UERJ/HUPE - Hospital Universitário Pedro Ernesto (RJ) — Prova 2020
Homem de 68 anos apresenta diarreia líquida, de início há sete dias, acompanhada de febre de 38°C, náuseas e dois episódios de vômitos. Relata oito evacuações por dia, sem muco, pus, sangue ou tenesmo. Com base no caso descrito: Classifique em que grupo está a causa mais provável da diarreia aguda.
Diarreia aquosa s/ sangue/pus + febre baixa → Diarreia não inflamatória (viral/toxinas).
A diarreia não inflamatória é caracterizada por fezes volumosas e aquosas sem invasão da mucosa, geralmente causada por vírus ou toxinas bacterianas que atuam no intestino delgado.
A diarreia aguda é definida como a alteração do hábito intestinal com duração inferior a 14 dias. No caso clínico, o paciente idoso apresenta um quadro clássico de diarreia não inflamatória, sugerido pela ausência de produtos patológicos (sangue/pus) e pela presença de sintomas sistêmicos leves como febre baixa e náuseas.

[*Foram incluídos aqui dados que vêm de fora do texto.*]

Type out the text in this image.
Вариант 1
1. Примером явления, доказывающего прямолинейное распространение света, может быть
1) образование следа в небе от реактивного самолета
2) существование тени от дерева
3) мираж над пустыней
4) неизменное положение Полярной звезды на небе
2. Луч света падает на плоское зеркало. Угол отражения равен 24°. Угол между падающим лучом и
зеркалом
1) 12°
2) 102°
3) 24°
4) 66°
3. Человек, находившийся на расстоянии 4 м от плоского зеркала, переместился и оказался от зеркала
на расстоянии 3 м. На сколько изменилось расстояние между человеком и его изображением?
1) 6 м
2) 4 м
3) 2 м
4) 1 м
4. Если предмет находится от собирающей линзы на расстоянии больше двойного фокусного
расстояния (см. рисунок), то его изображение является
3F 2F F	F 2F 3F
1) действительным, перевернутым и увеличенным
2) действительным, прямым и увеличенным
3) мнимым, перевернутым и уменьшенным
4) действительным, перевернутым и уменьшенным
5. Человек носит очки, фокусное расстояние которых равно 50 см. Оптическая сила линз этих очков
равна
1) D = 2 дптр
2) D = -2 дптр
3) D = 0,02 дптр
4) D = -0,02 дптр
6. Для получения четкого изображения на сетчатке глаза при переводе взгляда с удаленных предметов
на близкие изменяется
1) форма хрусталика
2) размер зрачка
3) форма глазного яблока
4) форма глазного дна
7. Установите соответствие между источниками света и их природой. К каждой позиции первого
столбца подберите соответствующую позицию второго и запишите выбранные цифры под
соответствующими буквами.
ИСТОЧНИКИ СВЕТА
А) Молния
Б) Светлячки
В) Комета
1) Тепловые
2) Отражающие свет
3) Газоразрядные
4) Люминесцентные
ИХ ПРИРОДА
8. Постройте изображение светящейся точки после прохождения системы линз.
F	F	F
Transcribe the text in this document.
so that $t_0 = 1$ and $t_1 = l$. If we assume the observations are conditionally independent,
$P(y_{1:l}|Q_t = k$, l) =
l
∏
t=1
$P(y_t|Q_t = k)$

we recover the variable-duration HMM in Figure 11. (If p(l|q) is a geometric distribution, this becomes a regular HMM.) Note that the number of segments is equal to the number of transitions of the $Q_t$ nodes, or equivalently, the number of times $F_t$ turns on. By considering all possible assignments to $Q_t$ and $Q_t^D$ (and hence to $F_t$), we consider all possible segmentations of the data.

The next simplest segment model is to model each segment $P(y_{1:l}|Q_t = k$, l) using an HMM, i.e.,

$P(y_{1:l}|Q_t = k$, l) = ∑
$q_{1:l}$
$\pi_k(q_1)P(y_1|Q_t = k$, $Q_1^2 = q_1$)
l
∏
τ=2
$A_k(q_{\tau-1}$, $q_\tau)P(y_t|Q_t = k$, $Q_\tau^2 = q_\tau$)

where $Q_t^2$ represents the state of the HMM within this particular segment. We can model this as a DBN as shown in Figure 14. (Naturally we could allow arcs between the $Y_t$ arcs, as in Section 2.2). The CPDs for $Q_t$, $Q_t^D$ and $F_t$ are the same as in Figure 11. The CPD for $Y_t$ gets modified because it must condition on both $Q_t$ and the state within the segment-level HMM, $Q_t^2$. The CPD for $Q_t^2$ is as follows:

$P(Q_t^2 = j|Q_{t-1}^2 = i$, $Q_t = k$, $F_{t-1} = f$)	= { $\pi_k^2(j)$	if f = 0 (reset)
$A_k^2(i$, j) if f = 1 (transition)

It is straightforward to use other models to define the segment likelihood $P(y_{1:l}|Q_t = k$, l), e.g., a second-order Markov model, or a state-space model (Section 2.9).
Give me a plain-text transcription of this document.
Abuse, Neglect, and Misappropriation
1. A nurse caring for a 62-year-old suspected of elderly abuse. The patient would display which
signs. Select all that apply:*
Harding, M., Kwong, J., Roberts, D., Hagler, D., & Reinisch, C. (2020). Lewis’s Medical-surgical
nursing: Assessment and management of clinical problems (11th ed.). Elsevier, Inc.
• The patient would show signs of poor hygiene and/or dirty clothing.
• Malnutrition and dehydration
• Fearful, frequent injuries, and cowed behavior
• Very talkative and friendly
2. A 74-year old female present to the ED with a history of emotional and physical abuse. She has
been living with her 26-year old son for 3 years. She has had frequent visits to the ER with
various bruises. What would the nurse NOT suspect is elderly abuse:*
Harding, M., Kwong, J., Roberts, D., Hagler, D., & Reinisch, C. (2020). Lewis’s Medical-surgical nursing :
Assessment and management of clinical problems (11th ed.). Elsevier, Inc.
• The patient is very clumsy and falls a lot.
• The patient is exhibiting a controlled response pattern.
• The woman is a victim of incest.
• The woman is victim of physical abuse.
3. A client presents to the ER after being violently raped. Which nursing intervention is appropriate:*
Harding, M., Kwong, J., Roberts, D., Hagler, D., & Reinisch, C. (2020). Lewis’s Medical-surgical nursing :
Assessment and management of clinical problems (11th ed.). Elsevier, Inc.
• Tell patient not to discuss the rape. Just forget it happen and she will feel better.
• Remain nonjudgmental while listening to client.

A fisiopatologia envolve a secreção ativa de fluidos ou a redução da absorção no intestino delgado, sem destruição tecidual significativa. O manejo primário foca na prevenção da desidratação, especialmente crítica em idosos devido à menor reserva funcional renal e menor percepção de sede. A avaliação diagnóstica extensa com exames de fezes raramente é necessária em quadros aquosos autolimitados, a menos que haja persistência dos sintomas ou sinais de sepse.
A diarreia não inflamatória é tipicamente aquosa, volumosa, sem sangue, muco ou pus, e geralmente associada a náuseas e vômitos, indicando acometimento do intestino delgado por vírus ou toxinas. Já a inflamatória (disenteria) apresenta fezes de pequeno volume com sangue, muco, pus e tenesmo, indicando invasão da mucosa colônica por patógenos como Shigella ou Salmonella.
Os agentes mais comuns incluem vírus (Norovírus, Rotavírus) e bactérias produtoras de enterotoxinas (Vibrio cholerae, E. coli enterotoxigênica, Staphylococcus aureus). Em idosos, o Norovírus é uma causa frequente de surtos em comunidades e instituições.
A maioria dos casos de diarreia não inflamatória é autolimitada e requer apenas reidratação. O uso de antibióticos é reservado para casos de diarreia inflamatória grave, pacientes imunocomprometidos, idosos com comorbidades importantes ou suspeita de patógenos específicos como C. difficile ou cólera grave.